Physical activity contributes to positive health outcomes including a decreased risk of coronary heart disease, hypertension, obesity, diabetes and improved quality of life. It is recommended that at a minimum, moderate activity for 30 minutes should be performed on most days of the week or preferably everyday. Exercise training can be divided into three component parts; aerobic, resistance and flexibility training.

Aerobic Training:

Aerobic exercises are defined as any activity that uses large muscle groups, can be maintained continuously, and is rhythmic in nature. Aerobic exercises are comprised of activities that cause the heart and lungs to function at higher levels in order to provide adequate substrates to working muscles over an extended period of time. According to the American Heart Association and the American College of Sports Medicine, aerobic exercises should be performed at least five times per week. The options for aerobic exercise are endless and the selection of activities that are fun and entertaining to the child should remain front and center when prescribing them. This will promote sustainability and compliance.

Resistance Training:

Resistance training is composed of dynamic movements with progressive overload to increase and improve muscular strength. Recommendations for resistance training are 2-3 times per week incorporating all major muscle groups. For children and adolescents, the goal of resistance training should aim to improve overall body strength.
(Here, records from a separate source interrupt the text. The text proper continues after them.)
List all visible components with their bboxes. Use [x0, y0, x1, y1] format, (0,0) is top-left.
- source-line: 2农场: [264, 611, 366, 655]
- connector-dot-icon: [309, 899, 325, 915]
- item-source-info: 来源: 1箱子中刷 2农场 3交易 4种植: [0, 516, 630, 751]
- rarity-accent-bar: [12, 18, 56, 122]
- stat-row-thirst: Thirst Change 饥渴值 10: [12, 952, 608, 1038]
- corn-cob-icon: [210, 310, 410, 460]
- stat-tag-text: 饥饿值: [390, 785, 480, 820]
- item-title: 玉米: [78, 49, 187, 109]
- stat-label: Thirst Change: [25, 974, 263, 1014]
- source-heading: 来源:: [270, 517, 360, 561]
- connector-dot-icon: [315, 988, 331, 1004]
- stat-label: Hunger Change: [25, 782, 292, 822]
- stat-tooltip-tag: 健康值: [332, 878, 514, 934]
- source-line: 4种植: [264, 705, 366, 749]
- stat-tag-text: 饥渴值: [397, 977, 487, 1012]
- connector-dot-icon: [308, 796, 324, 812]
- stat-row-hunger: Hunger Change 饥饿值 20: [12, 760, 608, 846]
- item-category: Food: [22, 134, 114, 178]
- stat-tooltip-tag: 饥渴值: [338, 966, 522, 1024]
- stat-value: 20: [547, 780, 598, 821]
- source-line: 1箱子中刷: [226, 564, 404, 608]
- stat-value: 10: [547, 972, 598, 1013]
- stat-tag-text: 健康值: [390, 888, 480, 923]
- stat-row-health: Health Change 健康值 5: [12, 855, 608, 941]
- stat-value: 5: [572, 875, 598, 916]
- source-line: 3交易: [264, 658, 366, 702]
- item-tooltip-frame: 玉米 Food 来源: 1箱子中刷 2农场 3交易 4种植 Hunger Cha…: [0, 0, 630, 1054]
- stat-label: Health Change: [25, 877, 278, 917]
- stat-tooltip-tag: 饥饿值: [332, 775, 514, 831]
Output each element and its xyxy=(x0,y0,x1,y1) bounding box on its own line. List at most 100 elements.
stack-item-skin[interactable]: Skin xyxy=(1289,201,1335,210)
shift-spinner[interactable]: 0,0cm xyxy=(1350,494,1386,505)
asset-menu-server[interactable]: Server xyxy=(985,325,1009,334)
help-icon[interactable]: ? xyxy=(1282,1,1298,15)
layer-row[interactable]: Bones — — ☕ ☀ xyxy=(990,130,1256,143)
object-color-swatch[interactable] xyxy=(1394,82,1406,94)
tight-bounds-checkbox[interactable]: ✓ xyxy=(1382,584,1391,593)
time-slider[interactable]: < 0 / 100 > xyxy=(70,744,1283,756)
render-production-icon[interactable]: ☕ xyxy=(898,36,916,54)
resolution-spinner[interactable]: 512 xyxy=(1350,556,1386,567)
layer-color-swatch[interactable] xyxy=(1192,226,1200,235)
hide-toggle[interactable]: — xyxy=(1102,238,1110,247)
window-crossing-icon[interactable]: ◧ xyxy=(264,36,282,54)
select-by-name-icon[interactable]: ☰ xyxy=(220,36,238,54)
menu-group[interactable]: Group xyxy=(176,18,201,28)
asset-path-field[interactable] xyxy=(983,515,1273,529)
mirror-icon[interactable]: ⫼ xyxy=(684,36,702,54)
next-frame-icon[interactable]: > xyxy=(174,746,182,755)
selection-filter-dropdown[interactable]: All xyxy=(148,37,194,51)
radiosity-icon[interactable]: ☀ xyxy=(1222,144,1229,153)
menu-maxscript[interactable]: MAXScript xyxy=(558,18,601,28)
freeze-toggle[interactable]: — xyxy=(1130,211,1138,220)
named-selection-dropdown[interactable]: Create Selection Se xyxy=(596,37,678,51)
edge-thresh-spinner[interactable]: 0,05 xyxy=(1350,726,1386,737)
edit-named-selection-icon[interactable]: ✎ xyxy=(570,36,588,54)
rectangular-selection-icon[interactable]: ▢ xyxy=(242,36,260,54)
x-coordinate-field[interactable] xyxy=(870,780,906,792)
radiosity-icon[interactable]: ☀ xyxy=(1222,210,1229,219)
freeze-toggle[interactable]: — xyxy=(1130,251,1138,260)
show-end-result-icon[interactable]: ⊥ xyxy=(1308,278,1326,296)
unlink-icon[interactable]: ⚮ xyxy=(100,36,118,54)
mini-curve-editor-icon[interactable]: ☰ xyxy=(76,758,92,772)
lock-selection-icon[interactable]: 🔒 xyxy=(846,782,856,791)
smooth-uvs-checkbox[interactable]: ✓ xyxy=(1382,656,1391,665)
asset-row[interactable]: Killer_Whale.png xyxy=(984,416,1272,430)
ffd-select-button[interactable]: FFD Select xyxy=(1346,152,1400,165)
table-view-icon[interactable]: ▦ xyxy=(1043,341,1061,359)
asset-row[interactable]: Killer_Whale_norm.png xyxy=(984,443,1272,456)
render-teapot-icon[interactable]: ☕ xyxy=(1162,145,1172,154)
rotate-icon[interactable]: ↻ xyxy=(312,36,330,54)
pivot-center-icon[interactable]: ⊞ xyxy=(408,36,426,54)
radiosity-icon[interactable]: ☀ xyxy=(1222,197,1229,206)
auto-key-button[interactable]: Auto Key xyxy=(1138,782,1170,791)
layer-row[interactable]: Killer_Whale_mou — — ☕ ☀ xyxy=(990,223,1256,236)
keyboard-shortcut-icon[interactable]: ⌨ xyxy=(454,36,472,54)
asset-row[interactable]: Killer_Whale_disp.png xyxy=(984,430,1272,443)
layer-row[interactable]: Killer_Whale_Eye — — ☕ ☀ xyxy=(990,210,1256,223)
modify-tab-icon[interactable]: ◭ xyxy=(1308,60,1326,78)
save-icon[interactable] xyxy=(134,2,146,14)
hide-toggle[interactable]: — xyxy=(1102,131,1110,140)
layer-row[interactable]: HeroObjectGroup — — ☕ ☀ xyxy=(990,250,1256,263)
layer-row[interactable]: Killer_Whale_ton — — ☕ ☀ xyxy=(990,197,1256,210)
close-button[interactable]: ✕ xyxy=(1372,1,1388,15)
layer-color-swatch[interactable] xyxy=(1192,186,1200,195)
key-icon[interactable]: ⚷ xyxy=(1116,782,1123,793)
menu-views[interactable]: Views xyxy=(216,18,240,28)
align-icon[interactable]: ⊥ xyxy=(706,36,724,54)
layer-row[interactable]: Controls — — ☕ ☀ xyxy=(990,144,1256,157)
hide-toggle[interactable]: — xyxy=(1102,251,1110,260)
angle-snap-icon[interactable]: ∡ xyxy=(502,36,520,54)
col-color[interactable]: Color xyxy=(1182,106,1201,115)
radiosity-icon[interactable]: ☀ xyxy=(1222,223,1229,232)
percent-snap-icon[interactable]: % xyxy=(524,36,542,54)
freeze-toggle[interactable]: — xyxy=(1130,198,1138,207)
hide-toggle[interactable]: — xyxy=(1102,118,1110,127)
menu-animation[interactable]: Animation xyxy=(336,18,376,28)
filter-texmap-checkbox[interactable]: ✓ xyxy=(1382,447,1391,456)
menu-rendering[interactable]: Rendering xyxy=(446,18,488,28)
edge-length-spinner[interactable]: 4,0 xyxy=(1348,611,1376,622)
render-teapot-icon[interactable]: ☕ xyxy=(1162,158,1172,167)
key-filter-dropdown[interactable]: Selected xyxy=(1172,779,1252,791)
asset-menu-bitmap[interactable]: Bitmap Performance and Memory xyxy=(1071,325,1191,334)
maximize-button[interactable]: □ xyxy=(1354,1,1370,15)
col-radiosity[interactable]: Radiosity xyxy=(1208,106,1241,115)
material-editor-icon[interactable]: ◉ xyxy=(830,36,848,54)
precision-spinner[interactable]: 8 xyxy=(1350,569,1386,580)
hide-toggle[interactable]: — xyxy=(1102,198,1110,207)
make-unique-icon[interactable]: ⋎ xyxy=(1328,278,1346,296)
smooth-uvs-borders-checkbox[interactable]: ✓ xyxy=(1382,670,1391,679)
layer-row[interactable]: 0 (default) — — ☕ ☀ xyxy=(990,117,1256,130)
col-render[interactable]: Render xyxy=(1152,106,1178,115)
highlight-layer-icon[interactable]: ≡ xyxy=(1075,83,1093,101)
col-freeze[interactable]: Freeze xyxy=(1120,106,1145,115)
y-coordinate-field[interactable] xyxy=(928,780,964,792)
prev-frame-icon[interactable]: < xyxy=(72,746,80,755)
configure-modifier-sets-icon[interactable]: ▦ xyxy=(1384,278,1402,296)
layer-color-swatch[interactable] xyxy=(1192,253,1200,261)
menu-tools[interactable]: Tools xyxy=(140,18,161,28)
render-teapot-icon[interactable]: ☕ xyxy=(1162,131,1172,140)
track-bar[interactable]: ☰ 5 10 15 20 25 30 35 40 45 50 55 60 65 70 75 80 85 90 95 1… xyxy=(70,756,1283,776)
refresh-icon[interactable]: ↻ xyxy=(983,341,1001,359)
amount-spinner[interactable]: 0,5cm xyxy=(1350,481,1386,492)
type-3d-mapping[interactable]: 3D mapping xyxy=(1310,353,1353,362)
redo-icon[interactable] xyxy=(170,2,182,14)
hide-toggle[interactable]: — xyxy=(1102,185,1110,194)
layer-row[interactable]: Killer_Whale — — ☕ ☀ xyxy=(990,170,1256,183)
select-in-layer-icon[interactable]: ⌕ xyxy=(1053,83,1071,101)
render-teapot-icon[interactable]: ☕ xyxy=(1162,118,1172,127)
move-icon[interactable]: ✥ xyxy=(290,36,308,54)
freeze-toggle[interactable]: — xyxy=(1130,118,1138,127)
Circuit training programs that emphasize aerobic conditioning and resistance training have been proven beneficial in children.

Flexibility:

Flexibility training progressively increases the range of motion of a joint or set of joints over a period of time. Flexibility exercises can be completed in both dynamic and static positions. Benefits include increased range of motion, muscular relaxation, less chance of injury and less muscular soreness. Our department’s comprehensive nutrition-centered resistance and aerobic training program is appropriate for all healthy children as well as those who are overweight or obese as well as youth with a variety of chronic illnesses.